We are using a lot of links, so specify the “-L” flag before the search path, as follows.
$ find -L ~ -name *.fastq
The tree
command uses “-l” (lowercase) to follow links while the find
command uses “-L”.
You’re right, this is not very consistent.
That’s because different commands were created by different people at different times.
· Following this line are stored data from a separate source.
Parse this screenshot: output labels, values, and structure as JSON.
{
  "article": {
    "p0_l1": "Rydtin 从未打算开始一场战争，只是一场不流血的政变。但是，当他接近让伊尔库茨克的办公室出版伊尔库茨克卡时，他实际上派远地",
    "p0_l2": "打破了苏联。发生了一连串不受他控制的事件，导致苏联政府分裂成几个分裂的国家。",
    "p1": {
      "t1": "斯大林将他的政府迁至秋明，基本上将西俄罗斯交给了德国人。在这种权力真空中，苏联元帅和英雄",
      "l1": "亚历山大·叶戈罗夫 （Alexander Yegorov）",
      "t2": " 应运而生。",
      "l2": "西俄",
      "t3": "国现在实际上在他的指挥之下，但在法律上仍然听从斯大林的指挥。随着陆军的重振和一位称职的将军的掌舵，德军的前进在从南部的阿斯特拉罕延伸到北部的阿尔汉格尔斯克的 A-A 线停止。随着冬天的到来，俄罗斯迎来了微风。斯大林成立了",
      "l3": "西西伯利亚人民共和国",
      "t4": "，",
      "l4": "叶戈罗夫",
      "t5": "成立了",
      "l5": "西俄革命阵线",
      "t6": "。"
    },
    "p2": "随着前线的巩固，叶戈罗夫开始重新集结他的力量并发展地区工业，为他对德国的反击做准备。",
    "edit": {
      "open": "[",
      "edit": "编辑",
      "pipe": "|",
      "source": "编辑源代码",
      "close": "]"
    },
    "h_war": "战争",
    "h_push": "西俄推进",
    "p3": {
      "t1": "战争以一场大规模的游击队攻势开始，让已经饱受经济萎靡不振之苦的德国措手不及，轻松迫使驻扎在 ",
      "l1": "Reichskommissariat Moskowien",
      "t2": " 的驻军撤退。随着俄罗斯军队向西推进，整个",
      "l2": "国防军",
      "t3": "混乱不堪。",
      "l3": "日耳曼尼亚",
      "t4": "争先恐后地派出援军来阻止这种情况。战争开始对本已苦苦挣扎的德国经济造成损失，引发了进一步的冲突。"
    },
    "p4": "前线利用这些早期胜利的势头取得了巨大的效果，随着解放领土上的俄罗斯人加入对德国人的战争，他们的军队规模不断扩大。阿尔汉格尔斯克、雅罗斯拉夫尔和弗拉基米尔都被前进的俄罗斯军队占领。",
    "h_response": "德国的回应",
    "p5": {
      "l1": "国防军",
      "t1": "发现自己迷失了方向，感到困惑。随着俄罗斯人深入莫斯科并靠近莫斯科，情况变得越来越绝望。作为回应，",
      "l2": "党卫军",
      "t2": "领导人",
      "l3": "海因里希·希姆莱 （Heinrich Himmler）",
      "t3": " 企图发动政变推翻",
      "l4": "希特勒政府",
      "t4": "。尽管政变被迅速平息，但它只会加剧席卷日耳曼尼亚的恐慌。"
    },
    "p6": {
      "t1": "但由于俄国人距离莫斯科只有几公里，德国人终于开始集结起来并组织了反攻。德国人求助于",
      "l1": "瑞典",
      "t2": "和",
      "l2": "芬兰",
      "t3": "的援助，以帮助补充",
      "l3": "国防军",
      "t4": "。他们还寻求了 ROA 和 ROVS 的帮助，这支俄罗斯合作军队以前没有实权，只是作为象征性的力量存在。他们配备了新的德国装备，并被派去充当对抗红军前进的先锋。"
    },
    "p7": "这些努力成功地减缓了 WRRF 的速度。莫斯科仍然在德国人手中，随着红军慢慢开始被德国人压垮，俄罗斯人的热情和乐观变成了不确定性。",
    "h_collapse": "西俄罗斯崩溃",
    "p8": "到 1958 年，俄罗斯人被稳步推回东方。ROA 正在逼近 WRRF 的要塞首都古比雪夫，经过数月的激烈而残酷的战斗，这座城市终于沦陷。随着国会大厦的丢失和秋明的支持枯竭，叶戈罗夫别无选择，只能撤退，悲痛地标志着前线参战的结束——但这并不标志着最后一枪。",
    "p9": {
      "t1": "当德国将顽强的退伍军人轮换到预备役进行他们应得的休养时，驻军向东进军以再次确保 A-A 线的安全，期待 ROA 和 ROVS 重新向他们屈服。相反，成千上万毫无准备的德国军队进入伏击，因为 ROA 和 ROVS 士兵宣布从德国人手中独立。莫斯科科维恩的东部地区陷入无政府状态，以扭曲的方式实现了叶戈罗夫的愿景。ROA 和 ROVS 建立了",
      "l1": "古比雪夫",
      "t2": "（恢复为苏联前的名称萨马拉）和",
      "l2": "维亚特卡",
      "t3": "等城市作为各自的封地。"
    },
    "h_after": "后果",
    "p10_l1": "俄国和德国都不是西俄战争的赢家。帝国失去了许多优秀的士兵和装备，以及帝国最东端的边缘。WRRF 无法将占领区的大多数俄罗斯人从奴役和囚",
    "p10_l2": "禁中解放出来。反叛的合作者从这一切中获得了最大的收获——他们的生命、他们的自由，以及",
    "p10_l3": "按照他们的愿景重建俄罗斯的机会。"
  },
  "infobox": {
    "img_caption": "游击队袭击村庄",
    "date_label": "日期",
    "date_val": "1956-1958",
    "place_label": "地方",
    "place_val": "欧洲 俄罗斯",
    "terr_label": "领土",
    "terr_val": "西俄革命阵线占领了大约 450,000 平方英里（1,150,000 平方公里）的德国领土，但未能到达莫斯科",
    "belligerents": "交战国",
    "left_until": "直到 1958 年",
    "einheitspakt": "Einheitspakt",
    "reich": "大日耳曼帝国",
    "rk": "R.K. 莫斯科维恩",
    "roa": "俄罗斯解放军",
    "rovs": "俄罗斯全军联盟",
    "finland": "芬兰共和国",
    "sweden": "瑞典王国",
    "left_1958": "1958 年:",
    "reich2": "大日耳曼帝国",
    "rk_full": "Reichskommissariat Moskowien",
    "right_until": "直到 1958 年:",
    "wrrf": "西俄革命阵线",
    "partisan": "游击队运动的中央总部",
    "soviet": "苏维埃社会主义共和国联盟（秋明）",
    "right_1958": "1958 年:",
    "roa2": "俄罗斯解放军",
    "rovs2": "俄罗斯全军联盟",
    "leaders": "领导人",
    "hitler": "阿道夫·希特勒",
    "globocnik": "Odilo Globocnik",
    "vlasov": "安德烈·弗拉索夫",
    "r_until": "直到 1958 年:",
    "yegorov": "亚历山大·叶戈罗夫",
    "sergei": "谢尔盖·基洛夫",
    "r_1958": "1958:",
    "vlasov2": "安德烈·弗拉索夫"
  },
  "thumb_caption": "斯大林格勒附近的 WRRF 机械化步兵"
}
If in doubt, consult the man
pages.
Download the bad reads file in ~/shell_data/scripted_bad_reads.txt to your home ~/Download directory using the following command (make sure you substitute user@dice01 with your login credentials):
$ scp user@dice01:/home/user/shell_data/untrimmed_fastq/scripted_bad_reads.txt ~/Downloads
Remember that in both instances, the command is run from your local machine, we’ve just flipped the order of the to and from parts of the command.
A powerful alternative to scp
is rsync
. This is particularly useful for large files, because you can
(optionally) view the progress of the file transfer, and because rsync
can resume transfers that have
been interrupted without having to start all over again. Use man rsync
to view options or Google for examples.
You can also use rsync
and scp
to copy files between two different remote servers.
But when copying files back and forth between your laptop and the cluster it is probably easier
to use sshfs
to mount a cluster volume and then use familiar drag and drop operations.
Uploading Data to the cluster with PSCP
If you’re using a PC, we recommend you use the PSCP program. This program is from the same suite of tools as the PuTTY program we have been using to connect.
- If you haven’t done so, download pscp from http://the.earth.li/~sgtatham/putty/latest/x86/pscp.exe
- Make sure the PSCP program is somewhere you know on your computer. In this case, your Downloads folder is appropriate.
- Open the windows PowerShell; go to your start menu/search enter the term ‘cmd’; you will be able to start the shell (the shell should start from C:\Users\your-pc-username>).
- Change to the Downloads directory:
> cd Downloads
- Locate a file on your computer that you wish to upload (be sure you know the path). Then upload it to your remote machine. You will be prompted to enter a password, and then your upload will begin. (make sure you substitute ‘your-pc-username’ for your actual pc username and ‘user’ for your Garvan ID)
C:\User\your-pc-username\Downloads> pscp.exe -P 22 local_file.txt user@dice01:/home/user/
Downloading Data from your Virtual Machine with PSCP
- Follow the instructions in the Upload section to download (if needed) and access the PSCP program (steps 1-3)
- Download the text file using the following command (make sure you substitute ‘your-pc-username’ for your actual pc username and ‘user’ for your Garvan ID)
C:\User\your-pc-username\Downloads> pscp.exe user@dice01:/home/user/shell_data/untrimmed_fastq/scripted_bad_reads.txt local_file.txt
C:\User\your-pc-username\Downloads
The are graphical tools for transferring files as well, such as sshfs-win
and Filezilla.
sshfs-win
can’t follow symbolic links.
Key Points
Scripts are a collection of commands executed together.
Transferring information to and from virtual and local computers.